- tim tvone - edy cahyono
8 Biduan Asal Malang Datangi Polresta, Laporkan Kasus Arisan Bodong
Malang, Jawa Timur - Korban arisan, delapan biduan asal Malang mendatangi Polresta Malang Kota, Senin (25/7). Mereka membuat pengaduan telah menjadi korban arisan bodong dari seseorang berinisial LVV (30), warga Kelurahan Kebonsari, Kecamatan Sukun.
Salah satu korban, Nur Aisah (36) mengatakan, arisan tersebut ada beberapa jenis. Ada yang diadakan mingguan, harian, dan bulanan dengan banderol mulai Rp1,5 juta hingga puluhan juta.
"Saya kenal dengan LVV itu karena sering ketemu satu panggung. Lalu saya tertarik dan ikut arisan di tahun 2020,” jelasnya.
Arisan ditawarkan melalui grup WA, jumlah yang didapatkan sesuai dengan jumlah peserta arisan," ujarnya saat ditemui tvOnenews.com.
Dirinya menjelaskan, pada awalnya tidak ada masalah dalam pencairan arisan.
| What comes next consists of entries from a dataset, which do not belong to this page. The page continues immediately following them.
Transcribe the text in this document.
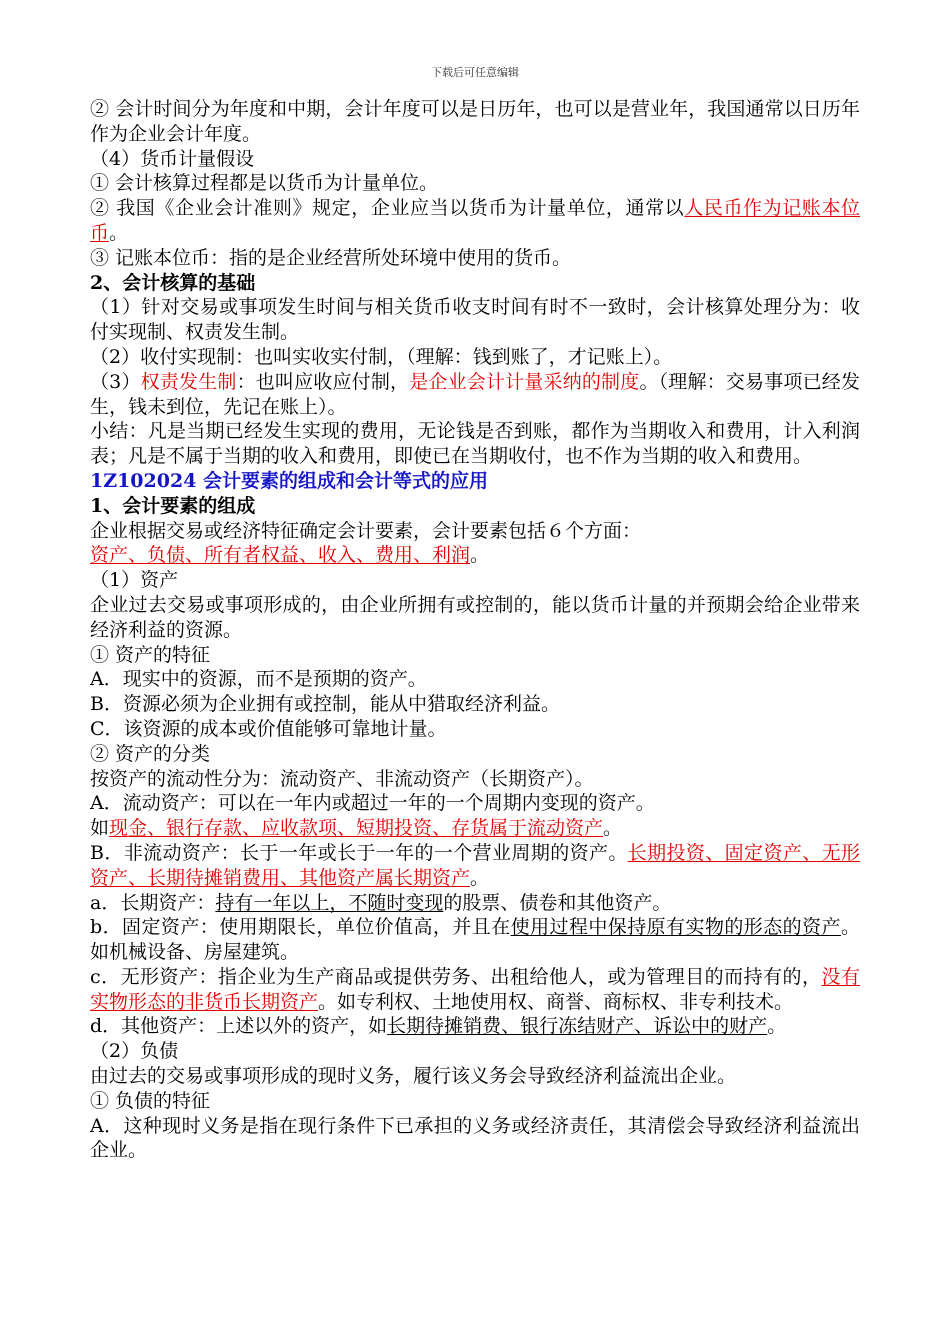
下载后可任意编辑

② 会计时间分为年度和中期，会计年度可以是日历年，也可以是营业年，我国通常以日历年作为企业会计年度。

（4）货币计量假设

① 会计核算过程都是以货币为计量单位。

② 我国《企业会计准则》规定，企业应当以货币为计量单位，通常以人民币作为记账本位币。

③ 记账本位币：指的是企业经营所处环境中使用的货币。

2、会计核算的基础

（1）针对交易或事项发生时间与相关货币收支时间有时不一致时，会计核算处理分为：收付实现制、权责发生制。

（2）收付实现制：也叫实收实付制，（理解：钱到账了，才记账上）。

（3）权责发生制：也叫应收应付制，是企业会计计量采纳的制度。（理解：交易事项已经发生，钱未到位，先记在账上）。

小结：凡是当期已经发生实现的费用，无论钱是否到账，都作为当期收入和费用，计入利润表；凡是不属于当期的收入和费用，即使已在当期收付，也不作为当期的收入和费用。

1Z102024 会计要素的组成和会计等式的应用

1、会计要素的组成

企业根据交易或经济特征确定会计要素，会计要素包括６个方面：

资产、负债、所有者权益、收入、费用、利润。

（1）资产

企业过去交易或事项形成的，由企业所拥有或控制的，能以货币计量的并预期会给企业带来经济利益的资源。

① 资产的特征

A．现实中的资源，而不是预期的资产。

B．资源必须为企业拥有或控制，能从中猎取经济利益。

C．该资源的成本或价值能够可靠地计量。

② 资产的分类

按资产的流动性分为：流动资产、非流动资产（长期资产）。

A．流动资产：可以在一年内或超过一年的一个周期内变现的资产。

如现金、银行存款、应收款项、短期投资、存货属于流动资产。

B．非流动资产：长于一年或长于一年的一个营业周期的资产。长期投资、固定资产、无形资产、长期待摊销费用、其他资产属长期资产。

a．长期资产：持有一年以上，不随时变现的股票、债卷和其他资产。

b．固定资产：使用期限长，单位价值高，并且在使用过程中保持原有实物的形态的资产。如机械设备、房屋建筑。

c．无形资产：指企业为生产商品或提供劳务、出租给他人，或为管理目的而持有的，没有实物形态的非货币长期资产。如专利权、土地使用权、商誉、商标权、非专利技术。

d．其他资产：上述以外的资产，如长期待摊销费、银行冻结财产、诉讼中的财产。

（2）负债

由过去的交易或事项形成的现时义务，履行该义务会导致经济利益流出企业。

① 负债的特征

A．这种现时义务是指在现行条件下已承担的义务或经济责任，其清偿会导致经济利益流出企业。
Dan telah beberapa kali mendapat keuntungan dari pencairan uang arisan tersebut. Barulah pada akhir Juni 2022, pencairan arisan itu mulai seret.
Karena menemui kejanggalan dalan arisan tersebut, ia pun berkomunikasi dengan LVV. Pada awalnya, LVV mengatakan tidak ada masalah dalam pencairan uang arisan.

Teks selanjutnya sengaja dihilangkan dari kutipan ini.